When I built my whole underground complex, in Minecraft, there was a huge main entrance and two small “hatches.” I built my fortress in 2013, before I first saw Lost, in 2014. Locke and Boone could have looked for another opening.

Boone’s death wasn’t Locke’s fault, per se, but running away and lying (like his con man dad would have done) didn’t do his guilty image any favors. Faith, the opiate of the masses, can fail. Makes sense that priests and heroin would be on the same plane.

Locke, runs away, after bringing Boone to the camp. His dad abandons him, after taking away his kidney. Like father, like son. Cooper tricks Locke. Locke tricks Boone. The sin repeats. Locke was supposedly immaculately conceived. The Virgin Mary statues on the plane were hollowed out, to smuggle heroin. Faith unrewarded – or at least defeated, temporarily, by reason. Clothes decaying would take only a few years, in a jungle.

Boone’s whole horror movie reveal, about the maid, in his childhood, was pretty much a huge bit of foreshadowing. It was a sideways prophecy, (like a flash sideways), that Boone wouldn’t survive the episode. Lost Island group telepathy. Hive mind. Boone survived one plane crash, just to die, in another. Boone was the true Icarus, for the surviving Locke, who is Daedalus.

Abandoned by Heaven and Hell – but not by the Island. At the last moment, a light comes on in the Hatch. Desmond has been down there, in the Hatch time capsule, for decades. He has learned to ignore whatever is up there, on the Surface. The light was both happenstance, and fate. Desmond turned on the light, and the Man in the Black sent Locke a sign.

A light comes on in the Hatch. It was big, when I saw it, half a decade ago.
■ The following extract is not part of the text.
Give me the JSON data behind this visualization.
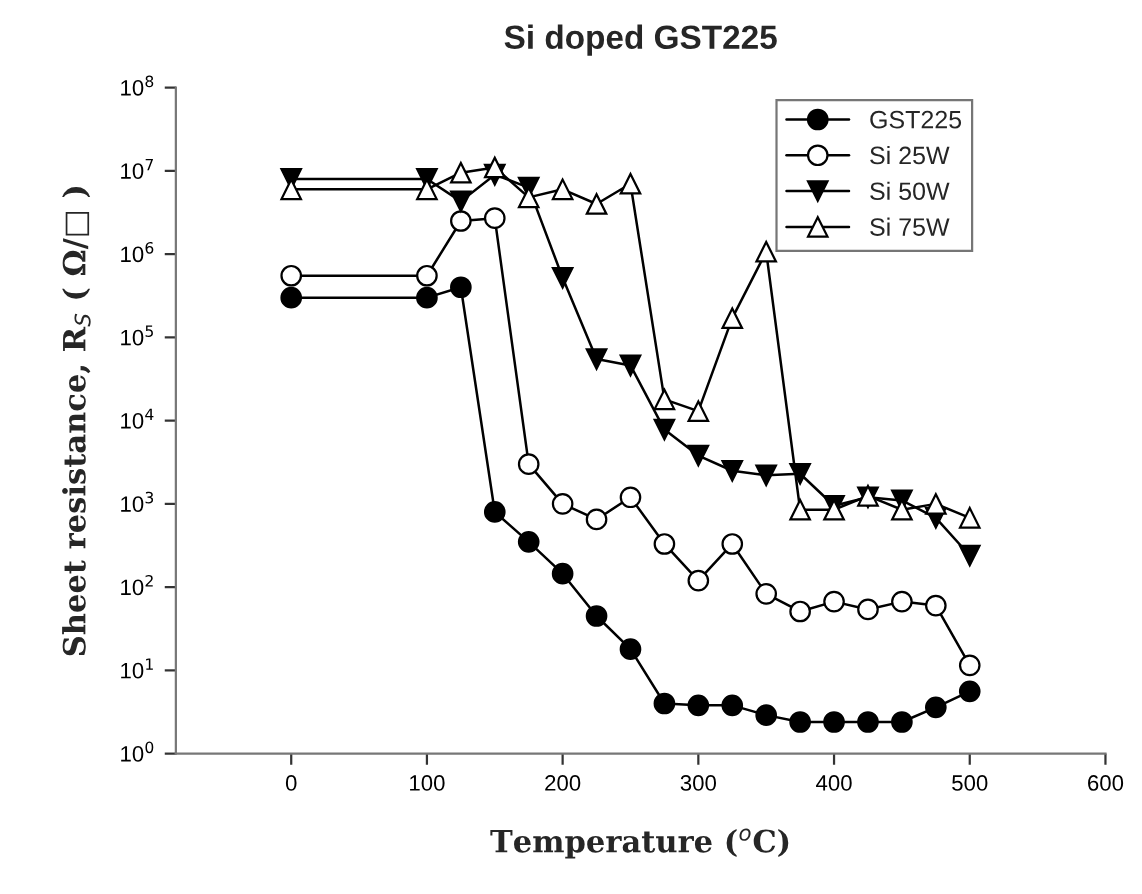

Like finding out we’re not the only intelligent life, in the universe – whether that life is in outer space, or in some warped, quantum dimension / timeline continuity.

Locke regaining his power to walk, on the island, is, in part, due to his faith. When his faith wavers, he suddenly can’t walk anymore, or feel his lower limbs and feet. Psychosomatic v. The Island giveth and the Island taketh away.